Batiste lleva más tiempo dentro de la panadería que fuera. Pronto dejó de jugar en la plaza del pueblo, a pocos metros del local, para comenzar a hacer horas extra. «Empecé a los 14 y hasta ahora, que tengo 42». La panadería abre desde bien pronto, pero a la hora de la comida ya casi no tiene actividad en su trastienda.
Varias tardes, como la de aquel fatídico martes, Batiste se quedó allí adelantando trabajo. «Estaba haciendo panetones y me tocaron a la puerta para decirme que quitara el coche, que venía la riada. Lo tenía aparcado junto al barranco y me lo traje aquí delante del horno», recuerda. Volvió entonces a los panetones, pero, de nuevo, otra advertencia, esta vez en forma de repiques. Era Joaquín Civera, párroco de la iglesia de Nuestra Señora de Montserrat, que trataba de avisar a sus vecinos con un método casi ancestral. «Las personas mayores nos decían que tocaban las campanas como en la riada de 1957. Era para avisar a la gente. Nos llegó antes el aviso de las campanas que la alerta del Gobierno», lamenta Batiste, que volvió a entrar en su panadería y trató de hacerle una videollamada a su socio y primo Vicente. El encuentro digital duró apenas 20 minutos. Tiempo suficiente para que el agua pasara de los tobillos de Batiste a casi la cintura.
No le quedaba otra que irse. «Agarrado a las ventanas pude llegar a casa de mi madre, que vive en la calle de atrás. A ella no le había entrado agua, pero cuando abrí la puerta, la riada acabó reventándola», rememora con amargura. Por suerte, como ocurre en muchas casas de pueblo de la zona, la madre de Batiste contaba con un primer piso donde pudieron pasar la noche a salvo. Aunque él no durmió apenas. Tampoco lo hicieron miles y miles de valencianos en una noche realmente angustiosa. No eran ni las siete de la mañana y no aguantaba más. Entró de nuevo al horno; todo era un desastre. «Todo destruido; todo inservible».

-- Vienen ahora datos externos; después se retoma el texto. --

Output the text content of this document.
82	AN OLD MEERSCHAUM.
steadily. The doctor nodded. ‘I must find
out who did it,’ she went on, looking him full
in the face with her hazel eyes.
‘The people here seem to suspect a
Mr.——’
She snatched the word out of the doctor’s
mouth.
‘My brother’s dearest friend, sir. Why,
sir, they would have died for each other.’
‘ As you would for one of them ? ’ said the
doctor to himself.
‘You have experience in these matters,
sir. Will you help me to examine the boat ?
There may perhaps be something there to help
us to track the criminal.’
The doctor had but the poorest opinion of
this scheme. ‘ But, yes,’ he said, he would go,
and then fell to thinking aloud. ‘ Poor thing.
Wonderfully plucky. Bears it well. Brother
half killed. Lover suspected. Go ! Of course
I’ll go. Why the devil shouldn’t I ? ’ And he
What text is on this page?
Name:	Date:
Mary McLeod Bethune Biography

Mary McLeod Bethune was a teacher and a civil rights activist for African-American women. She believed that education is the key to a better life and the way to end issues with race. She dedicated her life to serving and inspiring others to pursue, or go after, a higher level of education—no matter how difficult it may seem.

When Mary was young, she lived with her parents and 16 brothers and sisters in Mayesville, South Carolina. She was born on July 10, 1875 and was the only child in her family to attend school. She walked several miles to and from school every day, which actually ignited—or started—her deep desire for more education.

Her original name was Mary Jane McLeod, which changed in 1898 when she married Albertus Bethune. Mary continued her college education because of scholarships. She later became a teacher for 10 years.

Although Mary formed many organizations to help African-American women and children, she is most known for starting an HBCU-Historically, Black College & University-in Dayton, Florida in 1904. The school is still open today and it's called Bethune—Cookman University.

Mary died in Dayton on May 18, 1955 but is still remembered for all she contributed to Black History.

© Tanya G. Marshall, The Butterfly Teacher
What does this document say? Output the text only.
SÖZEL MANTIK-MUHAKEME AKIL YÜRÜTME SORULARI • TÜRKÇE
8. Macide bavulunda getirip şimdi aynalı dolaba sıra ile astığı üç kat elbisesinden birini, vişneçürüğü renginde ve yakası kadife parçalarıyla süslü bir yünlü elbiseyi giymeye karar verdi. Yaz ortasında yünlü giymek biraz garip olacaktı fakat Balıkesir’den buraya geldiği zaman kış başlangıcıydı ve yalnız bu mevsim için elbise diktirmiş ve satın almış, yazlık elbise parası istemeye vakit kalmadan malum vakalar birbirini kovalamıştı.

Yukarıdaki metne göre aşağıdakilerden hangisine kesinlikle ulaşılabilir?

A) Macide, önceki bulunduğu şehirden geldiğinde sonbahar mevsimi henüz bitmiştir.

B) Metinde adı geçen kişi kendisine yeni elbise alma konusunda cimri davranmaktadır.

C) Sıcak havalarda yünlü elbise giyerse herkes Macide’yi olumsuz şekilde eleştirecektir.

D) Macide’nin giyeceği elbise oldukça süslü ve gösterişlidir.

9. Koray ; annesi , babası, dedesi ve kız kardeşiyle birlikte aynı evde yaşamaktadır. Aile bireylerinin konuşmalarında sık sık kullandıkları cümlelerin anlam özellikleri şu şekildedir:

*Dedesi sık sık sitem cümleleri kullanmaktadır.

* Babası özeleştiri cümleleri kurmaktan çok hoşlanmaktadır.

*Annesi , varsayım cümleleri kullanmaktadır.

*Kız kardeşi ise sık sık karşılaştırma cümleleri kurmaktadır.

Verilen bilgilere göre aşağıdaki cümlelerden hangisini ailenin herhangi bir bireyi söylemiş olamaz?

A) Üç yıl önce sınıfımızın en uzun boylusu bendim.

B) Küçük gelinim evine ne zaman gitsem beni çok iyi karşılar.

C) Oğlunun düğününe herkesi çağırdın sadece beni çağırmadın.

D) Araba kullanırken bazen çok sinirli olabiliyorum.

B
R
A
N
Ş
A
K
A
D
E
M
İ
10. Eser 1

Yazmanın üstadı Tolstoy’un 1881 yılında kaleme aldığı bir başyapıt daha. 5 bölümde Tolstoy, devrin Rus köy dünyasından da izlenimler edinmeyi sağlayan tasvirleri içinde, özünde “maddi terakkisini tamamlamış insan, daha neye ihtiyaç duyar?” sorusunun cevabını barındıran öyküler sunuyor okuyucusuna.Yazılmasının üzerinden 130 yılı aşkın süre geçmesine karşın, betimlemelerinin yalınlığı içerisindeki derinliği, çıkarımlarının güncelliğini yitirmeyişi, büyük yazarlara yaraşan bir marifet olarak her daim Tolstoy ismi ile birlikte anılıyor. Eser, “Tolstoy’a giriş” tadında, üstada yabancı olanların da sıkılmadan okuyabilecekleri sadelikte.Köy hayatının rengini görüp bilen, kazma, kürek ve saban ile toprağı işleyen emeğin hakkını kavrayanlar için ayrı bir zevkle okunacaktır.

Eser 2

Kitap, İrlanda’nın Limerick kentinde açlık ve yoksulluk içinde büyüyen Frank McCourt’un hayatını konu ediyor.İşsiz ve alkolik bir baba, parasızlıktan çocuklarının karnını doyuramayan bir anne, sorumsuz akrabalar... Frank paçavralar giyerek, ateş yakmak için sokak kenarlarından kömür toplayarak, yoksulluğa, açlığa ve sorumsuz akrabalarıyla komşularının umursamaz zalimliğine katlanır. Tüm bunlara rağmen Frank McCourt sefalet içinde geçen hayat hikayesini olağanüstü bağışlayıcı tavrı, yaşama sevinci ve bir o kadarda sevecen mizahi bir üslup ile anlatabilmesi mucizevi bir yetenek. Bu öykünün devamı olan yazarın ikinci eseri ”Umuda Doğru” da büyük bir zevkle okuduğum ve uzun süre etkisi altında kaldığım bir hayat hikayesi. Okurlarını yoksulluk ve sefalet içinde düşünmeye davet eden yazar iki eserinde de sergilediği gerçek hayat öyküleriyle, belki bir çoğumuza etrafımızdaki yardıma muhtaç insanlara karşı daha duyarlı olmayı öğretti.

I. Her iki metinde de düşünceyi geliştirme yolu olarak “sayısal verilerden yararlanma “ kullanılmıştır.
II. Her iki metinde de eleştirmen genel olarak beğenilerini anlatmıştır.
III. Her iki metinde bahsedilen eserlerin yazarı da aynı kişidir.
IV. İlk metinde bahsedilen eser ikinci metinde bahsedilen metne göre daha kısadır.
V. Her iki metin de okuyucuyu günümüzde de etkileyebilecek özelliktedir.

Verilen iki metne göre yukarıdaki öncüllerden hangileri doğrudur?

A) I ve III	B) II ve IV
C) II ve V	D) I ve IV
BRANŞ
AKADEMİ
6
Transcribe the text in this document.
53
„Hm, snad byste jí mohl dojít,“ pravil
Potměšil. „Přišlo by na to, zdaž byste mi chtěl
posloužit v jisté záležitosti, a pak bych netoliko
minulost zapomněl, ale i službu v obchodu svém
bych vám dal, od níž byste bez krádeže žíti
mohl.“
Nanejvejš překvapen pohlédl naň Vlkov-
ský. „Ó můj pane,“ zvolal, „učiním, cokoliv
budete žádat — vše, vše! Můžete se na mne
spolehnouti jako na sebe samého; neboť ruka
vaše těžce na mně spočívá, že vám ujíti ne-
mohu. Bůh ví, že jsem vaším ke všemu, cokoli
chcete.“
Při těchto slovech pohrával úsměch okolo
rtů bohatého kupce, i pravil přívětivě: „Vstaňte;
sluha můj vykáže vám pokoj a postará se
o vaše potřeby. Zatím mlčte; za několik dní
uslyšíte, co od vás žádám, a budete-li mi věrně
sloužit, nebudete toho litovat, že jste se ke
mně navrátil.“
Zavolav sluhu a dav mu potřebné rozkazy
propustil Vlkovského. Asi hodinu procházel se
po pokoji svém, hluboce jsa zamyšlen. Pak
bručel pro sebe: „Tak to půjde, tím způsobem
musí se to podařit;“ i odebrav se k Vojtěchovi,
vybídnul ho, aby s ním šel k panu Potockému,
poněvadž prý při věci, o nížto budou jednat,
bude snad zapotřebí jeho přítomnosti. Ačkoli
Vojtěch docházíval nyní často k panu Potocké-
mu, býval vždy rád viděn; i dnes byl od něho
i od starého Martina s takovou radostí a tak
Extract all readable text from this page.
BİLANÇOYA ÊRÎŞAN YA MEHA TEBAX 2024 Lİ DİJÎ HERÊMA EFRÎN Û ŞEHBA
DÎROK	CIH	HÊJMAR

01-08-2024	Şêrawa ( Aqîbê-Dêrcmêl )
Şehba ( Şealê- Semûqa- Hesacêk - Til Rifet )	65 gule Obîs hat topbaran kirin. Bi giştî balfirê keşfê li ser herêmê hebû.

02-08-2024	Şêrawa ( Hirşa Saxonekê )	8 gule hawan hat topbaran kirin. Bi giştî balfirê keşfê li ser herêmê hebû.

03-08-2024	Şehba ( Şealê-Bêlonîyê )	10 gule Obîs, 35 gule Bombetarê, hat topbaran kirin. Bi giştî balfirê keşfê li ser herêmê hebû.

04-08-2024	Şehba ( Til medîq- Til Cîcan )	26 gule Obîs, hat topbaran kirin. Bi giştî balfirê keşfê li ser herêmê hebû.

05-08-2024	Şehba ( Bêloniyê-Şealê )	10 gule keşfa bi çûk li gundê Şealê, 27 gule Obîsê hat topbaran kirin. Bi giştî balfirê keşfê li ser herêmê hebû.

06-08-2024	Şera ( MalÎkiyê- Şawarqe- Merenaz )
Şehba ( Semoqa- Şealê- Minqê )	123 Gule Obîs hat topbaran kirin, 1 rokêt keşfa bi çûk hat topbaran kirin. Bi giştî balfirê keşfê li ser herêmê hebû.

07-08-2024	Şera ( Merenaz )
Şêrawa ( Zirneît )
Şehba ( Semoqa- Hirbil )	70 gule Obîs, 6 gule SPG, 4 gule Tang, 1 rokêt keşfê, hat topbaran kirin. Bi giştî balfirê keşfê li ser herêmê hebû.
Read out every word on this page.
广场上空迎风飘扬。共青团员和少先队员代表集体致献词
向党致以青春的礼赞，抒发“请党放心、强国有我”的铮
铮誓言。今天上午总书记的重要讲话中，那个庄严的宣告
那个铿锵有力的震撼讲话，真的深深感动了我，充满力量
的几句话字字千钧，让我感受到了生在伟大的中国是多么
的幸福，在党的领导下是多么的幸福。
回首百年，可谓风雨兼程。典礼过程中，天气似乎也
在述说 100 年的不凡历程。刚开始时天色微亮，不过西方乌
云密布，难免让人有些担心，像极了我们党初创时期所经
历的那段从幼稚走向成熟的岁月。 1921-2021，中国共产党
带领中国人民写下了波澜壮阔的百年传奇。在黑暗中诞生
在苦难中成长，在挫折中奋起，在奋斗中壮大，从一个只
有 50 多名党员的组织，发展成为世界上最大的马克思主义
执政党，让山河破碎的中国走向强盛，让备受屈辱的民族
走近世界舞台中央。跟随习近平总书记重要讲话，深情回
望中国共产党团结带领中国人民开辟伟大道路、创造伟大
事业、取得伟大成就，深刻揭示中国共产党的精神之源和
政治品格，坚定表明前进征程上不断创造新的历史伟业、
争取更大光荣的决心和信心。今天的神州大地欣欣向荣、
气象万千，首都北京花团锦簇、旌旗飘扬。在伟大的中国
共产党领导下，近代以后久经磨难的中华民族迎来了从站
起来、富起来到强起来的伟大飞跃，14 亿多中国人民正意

Empezó su particular remontada hasta que lograron abrir de nuevo, justo cinco meses después de la tragedia. Muchos les dieron ánimos, desde unos voluntarios madrileños que el mismo miércoles ya se presentaron allí, hasta los muchos clientes de la panadería. «Ellos también han ido pasando de generación en generación». Con esfuerzo, trabajo y mucha ayuda, la vuelta se hizo más llevadera.
Unas baldosas únicas
Los emblemáticos azulejos de la entrada están ahora solo en el interior. Un artista valenciano es el autor de los nuevos, con sus detalles en el tradicional azul y blanco con toques amarillos. A la izquierda de la puerta de acceso, un recuerdo en unas pocas baldosas: «Hasta aquí llegó la riada. 29 de octubre del 2024». Al frente, un mostrador de estilo clásico, pero reluciente. Que también huele a historia, aunque no a la del Baixauli, sino a la del horno mallorquín Sa Soca. Antes de Navidad, Batiste y su familia fueron hasta Baleares para despejarse y volver a conectar con su profesión.
Del particular Erasmus panadero, Batiste intercambió recetas con sus nuevos amigos. «Pensaba que sabía hacer ensaimadas. ¡Qué va! No tenía ni idea». Él también les enseñó algunos trucos, pero se guarda a cal y canto el secreto de sus pasteles de boniato. «Nunca se ha hablado de la receta fuera del horno», reconoce, con el orgullo de tener una herencia singular. Un legado que, pese a los estragos de la dana, sigue vivo con una nueva generación.